I know enough Chinese to know that I have barely scratched the surface of the language, and thus the culture, of these people. Chinese culture and language is still a very novel concept to me. Coming from America, a country with effectively no long history, an adopted language, and nothing to really call its own can, it is hard to grasp how a country’s culture and language can be so intertwined, and how deeply tradition can be ingrained into daily life. America is the Salvation Army of countries when it comes to history and culture–there is little to it that is inherently American. Hamburgers are a noteworthy exception even though they’re German, America got the burger so perfect that we can claim that as our own, dammit). Taking and improving other cultures’ contributions is not necessarily a bad thing–improvement, like insider trading, makes the world go round. What makes Chinese so fascinating, and so damn difficult, is the fact that so many terms and expressions in Chinese refer to historical events that took place hundreds, if not thousands, of years ago. In order to truly understand the nuances of the language, one has to have an intrinsic knowledge of the history and folklore of China, both of which go back several millennia. There are whole collections of Chinese idioms whose meanings literally cannot be understood unless the piece of history or the person they reference is known. This makes Chinese so beautiful, as feelings that cannot otherwise be put into words can be conveyed through referencing a poem, a battle, a folk hero, etc. Without knowing the culture, then, idiomatic phenomena like idioms also build an almost-insurmountable wall to attaining fluency in the language.

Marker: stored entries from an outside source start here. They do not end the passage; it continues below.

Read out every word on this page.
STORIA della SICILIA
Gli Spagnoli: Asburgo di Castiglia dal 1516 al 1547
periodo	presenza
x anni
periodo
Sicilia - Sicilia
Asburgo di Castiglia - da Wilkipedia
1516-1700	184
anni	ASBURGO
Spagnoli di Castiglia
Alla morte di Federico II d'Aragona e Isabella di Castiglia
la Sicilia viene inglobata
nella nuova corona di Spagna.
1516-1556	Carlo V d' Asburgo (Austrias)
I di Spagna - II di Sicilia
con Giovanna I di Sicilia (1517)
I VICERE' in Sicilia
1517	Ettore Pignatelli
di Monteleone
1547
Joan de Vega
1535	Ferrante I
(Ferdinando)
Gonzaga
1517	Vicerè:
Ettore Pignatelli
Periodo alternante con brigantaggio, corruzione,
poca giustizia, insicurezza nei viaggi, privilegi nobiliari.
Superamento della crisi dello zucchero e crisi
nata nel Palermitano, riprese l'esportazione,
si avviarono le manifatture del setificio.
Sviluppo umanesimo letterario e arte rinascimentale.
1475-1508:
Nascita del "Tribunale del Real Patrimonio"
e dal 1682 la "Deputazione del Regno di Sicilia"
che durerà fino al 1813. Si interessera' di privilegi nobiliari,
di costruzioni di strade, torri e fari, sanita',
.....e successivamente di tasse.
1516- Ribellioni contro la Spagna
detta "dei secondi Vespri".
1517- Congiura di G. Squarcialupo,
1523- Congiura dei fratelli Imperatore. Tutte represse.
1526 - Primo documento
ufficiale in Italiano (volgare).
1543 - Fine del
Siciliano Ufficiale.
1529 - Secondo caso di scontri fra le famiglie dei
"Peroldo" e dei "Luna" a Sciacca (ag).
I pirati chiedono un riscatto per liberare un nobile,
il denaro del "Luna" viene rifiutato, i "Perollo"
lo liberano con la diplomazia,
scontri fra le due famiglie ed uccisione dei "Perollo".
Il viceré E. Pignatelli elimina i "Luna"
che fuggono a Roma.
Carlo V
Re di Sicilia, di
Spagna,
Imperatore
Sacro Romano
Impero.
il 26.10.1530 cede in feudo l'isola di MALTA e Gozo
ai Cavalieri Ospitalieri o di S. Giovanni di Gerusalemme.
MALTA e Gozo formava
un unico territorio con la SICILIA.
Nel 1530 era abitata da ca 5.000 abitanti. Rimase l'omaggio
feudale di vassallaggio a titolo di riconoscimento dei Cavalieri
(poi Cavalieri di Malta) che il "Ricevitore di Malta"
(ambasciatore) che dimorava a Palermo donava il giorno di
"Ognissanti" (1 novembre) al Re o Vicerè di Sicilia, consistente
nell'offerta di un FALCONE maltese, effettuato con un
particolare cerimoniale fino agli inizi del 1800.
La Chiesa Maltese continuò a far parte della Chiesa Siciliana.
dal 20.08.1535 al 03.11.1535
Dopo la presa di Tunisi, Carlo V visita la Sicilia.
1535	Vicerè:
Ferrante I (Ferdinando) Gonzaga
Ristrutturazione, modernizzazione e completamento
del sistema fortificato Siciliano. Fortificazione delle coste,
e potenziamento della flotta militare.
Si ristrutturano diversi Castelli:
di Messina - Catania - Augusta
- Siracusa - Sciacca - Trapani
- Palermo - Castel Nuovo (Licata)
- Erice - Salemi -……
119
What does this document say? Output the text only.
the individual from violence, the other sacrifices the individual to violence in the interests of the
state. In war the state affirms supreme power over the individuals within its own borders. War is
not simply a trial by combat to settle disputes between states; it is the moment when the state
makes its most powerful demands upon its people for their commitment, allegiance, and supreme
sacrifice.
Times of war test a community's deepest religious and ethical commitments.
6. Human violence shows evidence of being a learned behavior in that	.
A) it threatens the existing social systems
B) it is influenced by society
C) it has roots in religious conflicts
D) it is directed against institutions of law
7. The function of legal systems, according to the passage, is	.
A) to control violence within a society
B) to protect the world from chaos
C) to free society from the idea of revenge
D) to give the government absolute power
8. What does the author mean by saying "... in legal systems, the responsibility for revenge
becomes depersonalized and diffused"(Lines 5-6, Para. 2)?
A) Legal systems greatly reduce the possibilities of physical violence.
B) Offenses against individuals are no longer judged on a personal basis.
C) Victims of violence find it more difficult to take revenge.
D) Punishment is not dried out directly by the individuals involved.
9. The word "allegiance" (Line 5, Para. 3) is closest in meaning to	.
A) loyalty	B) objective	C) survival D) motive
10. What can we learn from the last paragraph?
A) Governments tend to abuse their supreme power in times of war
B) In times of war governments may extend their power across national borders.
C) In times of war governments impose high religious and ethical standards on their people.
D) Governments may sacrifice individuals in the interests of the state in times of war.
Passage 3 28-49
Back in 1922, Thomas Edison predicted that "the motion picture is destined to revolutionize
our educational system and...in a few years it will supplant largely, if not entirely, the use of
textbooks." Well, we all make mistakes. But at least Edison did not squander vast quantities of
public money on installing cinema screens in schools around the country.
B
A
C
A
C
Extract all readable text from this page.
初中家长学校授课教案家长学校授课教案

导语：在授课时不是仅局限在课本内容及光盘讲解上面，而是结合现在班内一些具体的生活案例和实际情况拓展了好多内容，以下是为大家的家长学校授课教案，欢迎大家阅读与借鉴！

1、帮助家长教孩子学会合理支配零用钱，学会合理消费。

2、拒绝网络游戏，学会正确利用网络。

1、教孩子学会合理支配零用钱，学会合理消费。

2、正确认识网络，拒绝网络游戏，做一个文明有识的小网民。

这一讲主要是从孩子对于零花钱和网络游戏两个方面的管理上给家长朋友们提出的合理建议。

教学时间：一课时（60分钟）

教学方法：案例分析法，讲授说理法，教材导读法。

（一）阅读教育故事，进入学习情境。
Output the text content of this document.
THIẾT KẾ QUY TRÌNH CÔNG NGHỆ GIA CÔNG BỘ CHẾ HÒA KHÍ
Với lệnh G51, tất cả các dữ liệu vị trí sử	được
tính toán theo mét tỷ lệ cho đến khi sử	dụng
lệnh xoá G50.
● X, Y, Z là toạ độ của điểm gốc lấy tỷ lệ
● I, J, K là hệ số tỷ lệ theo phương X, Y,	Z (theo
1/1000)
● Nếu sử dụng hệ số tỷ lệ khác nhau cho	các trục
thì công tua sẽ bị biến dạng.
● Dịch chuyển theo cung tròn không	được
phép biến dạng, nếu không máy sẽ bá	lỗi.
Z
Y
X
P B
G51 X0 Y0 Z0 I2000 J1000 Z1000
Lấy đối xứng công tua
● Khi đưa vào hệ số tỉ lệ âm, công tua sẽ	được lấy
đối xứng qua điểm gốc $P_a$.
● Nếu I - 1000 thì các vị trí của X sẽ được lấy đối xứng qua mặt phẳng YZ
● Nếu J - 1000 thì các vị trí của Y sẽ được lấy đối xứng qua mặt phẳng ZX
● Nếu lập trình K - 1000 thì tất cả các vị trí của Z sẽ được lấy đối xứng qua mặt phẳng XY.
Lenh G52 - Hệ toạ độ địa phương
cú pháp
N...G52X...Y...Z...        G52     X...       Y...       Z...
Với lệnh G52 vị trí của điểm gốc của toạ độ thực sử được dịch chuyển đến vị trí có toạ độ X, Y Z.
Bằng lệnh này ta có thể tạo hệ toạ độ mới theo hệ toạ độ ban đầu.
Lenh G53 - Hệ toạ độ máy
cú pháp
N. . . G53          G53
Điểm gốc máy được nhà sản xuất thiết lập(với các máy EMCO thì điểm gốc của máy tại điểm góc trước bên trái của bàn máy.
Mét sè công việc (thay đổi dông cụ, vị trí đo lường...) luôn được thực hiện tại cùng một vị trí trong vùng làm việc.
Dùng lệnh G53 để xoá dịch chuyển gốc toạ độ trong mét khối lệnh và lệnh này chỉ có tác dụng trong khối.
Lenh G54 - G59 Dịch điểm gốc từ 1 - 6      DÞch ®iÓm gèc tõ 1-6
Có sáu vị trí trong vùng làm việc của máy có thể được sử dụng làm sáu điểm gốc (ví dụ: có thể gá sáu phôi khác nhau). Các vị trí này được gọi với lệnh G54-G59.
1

Despite all this, I have definitely noticed my proficiency in the language improving. While I am nowhere near anything but rudimentarily conversational in Mandarin, I have noticed my understanding of natives improving exponentially. There is seriously nothing like immersion to learn a language, and with Chinese, which is so fundamentally different than a phonetic language like English, immersion is imperative if you really want to get a grasp of the language. I have improved more in the past 7.5 weeks than I have in the past few years, and I am looking forward to the coming four months, because after a lifetime of unaccomplished goals, I feel like I am finally doing something that is worth the time and effort I am putting into it: I am finally achieving one of the most important goals I have ever set for myself. I am living in China.